R92m row over NMB metro bus system cameras

Officials, firm sued after ‘illegal’ payments

The Nelson Mandela Bay Municipality is suing a Port Elizabeth security firm and seven of the city’s current and former senior staff in the hope of recouping R92.4-million spent on CCTV cameras for the beleaguered bus system.

The municipality believes the payments, ultimately approved by suspended corporate services boss Mod Ndoyana between November 2013 and September 2014, were irregular and unlawful as there was no legal contract in place.

It wants the Port Elizabeth High Court to hold Afrisec Strategic Solutions and the other seven people liable for the nine payments over the 10-month period.

The seven metro staff who are listed as defendants are Ndoyana, chief financial officer Trevor Harper, former IPTS boss Mhleli Tshamase, fired supply chain contracts controller Sox Nkanjeni, legal services official Nobuntu Mgogoshe and former municipal facilities directors Patrick Keble and Armien Madatt.

This comes as the metro is involved in another legal matter involving some of its staff and businessman Fareed Fakir, in which it is also trying to recoup some of the

money squandered on the Integrated Public Transport System (IPTS).

The city believes that Afrisec was “commensurately unjustifiably enriched” by the municipality and is liable to pay back the R92.4-million.

It claims the only binding document between the city and Afrisec was a letter from the municipality in July 2012, accepting Afrisec’s tender for the supply and installation of CCTV cameras and other security for municipal buildings.

The tender was for three years, capped at R5-million.

The municipality said no formal contract had ever been signed between the two.

It claims that as the city needed CCTV camera surveillance installed on buses, along bus routes and at bus stops, Keble and Nkanjeni had insisted that the metro could piggyback off the existing tender.

This, despite warnings from Tshamase’s predecessor, Tony Arthur, and safety and security assistant director Lee-Anne Meiring that the scope of the tender was different.

Instead, Meiring was allegedly told by Keble and Nkanjeni to use the existing tender and not interfere in supply chain management matters.

“Just a word of advice, please leave supply chain management matters to SCM practitioners to avoid any legal implications,” Nkanjeni wrote to Meiring.

“Therefore, all of us must respect each other’s field which we are assigned to in order to take full responsibility when the need arises.”

Afrisec then allegedly supplied the cameras and other hardware and was paid in tranches.

The court papers detail how Tshamase tried to rush the spending, saying the city could lose its grant funding from the Department of Transport if the money was not spent by June 30 2014.

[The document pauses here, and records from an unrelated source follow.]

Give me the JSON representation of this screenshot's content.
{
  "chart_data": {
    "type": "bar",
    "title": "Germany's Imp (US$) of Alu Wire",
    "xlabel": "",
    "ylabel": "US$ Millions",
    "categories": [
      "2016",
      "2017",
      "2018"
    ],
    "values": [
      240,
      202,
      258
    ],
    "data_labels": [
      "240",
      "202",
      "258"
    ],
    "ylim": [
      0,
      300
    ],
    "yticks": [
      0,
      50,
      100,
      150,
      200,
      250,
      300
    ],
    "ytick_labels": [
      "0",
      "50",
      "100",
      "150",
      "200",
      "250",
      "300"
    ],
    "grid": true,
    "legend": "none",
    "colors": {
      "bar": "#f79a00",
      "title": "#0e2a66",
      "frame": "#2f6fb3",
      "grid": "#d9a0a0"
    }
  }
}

The city claims he even asked Afrisec to sell it the equipment for IPTS routes although it was “not yet needed for this purpose”, saying the cameras should not be delivered to the metro but retained in Afrisec’s control.

The municipality said there was no evidence that some of the equipment – for which the city had paid R45.5-million – even existed.

“The said goods have … not been delivered to the [municipality] and the [municipality] has no knowledge of the whereabouts thereof or indeed whether they exist,” it said.

The director of expenditure management and financial control, Barbara de Scande, raised the alarm in August 2014, saying the work reflected did not fall within the scope of the tender.

“It is clear that advice given by supply chain is incorrect in this instance and that there was no authority to use the existing tender,” she wrote.

“The memo that is being referred to was signed by S Nkanjeni and not the director of [supply chain].”

Harper then asked for legal advice and referred the matter to internal audit, wanting to know if the municipality should pay the R35-million that was still owed to Afrisec at the time.

He instructed De Scande later to pay Afrisec after Mgogoshe advised that they should be paid because services had been rendered and failure to pay could lead to litigation.

In its legal summons, the metro claims all payments were unlawful and the actions of all eight defendants were negligent, causing the metro to suffer damages.